E não subestime os "eurekas" durante o banho.

Tenha a sensação de progresso

Você não sobe numa esteira sem saber quantos quilômetros ou minutos vai ficar correndo nela, certo? (Certo?)

Seu cérebro sente-se premiado com a sensação reconfortante do progresso. E embora exista o risco de cair nas armadilhas dos dois primeiros tópicos, entender onde você quer chegar e saber o quanto você já caminhou é fundamental para se manter motivado.

A dica é: Pense de onde você veio e aonde quer chegar estudando determinado assunto. "Trackeie" o seu progresso. Faça as coisas mais difíceis primeiro, a realização delas te dará motivação para seguir em frente.

Ter a sensação de progresso é um fator motivante. Não o subestime.

Considerações finais

Eu recorri ao curso após falhar duas vezes seguidas nos testes de uma determinada especialização do Coursera. É bem verdade que algumas das técnicas acima são bem conhecidas, mas eu nunca tive a noção do quanto elas (através de uma forma pragmática) podem auxiliar no processo de aprendizagem de diferentes assuntos.

Inclusive, esse artigo faz parte do meu processo de chunking apresentado pelo próprio "Aprendendo a Aprender". É algo que costumo fazer com frequência: Ao aprender um conteúdo novo, eu escrevo sobre e compartilho. Isso me motiva a fazer uma pesquisa maior e me faz relembrar conceitos, "fixando" melhor o assunto.

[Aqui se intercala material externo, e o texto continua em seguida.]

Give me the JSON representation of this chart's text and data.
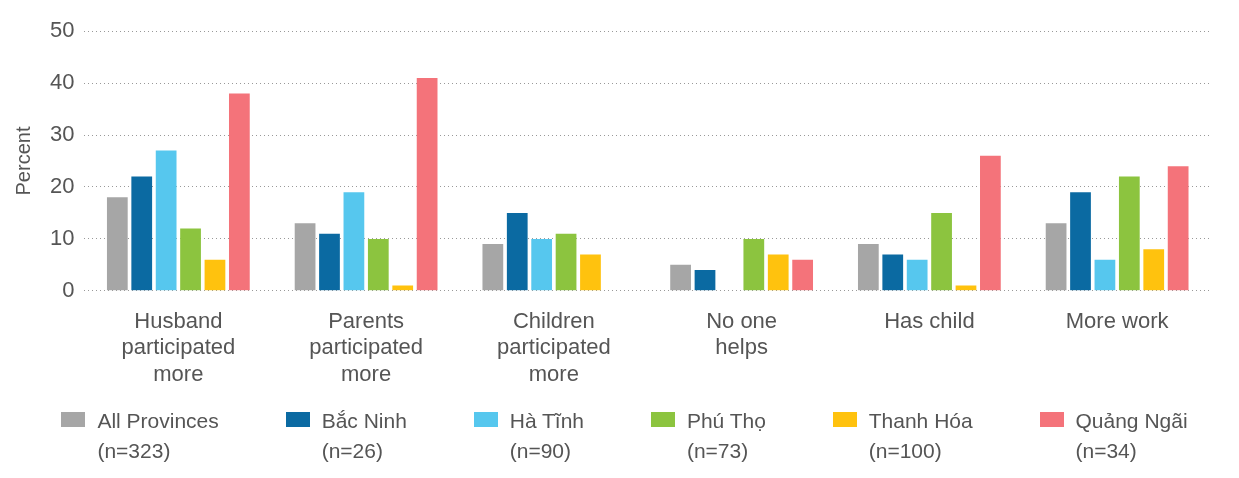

Vários pontos importantes não foram abordados nesse post (como construção de redes neurais, diferença de memória de curto e longo prazo, como fazer chunking, aspectos visuais da memória e como tirar proveito disso, palácio das memórias, etc), portanto saliento uma vez mais: Não deixe de conferir o curso no Cousera.

Aproveite também para conferir o bom artigo da Cindy Dalfovo no Medium.

Obs.: Não li o livro (de mesmo nome e autor), mas está bem avaliado na Amazon.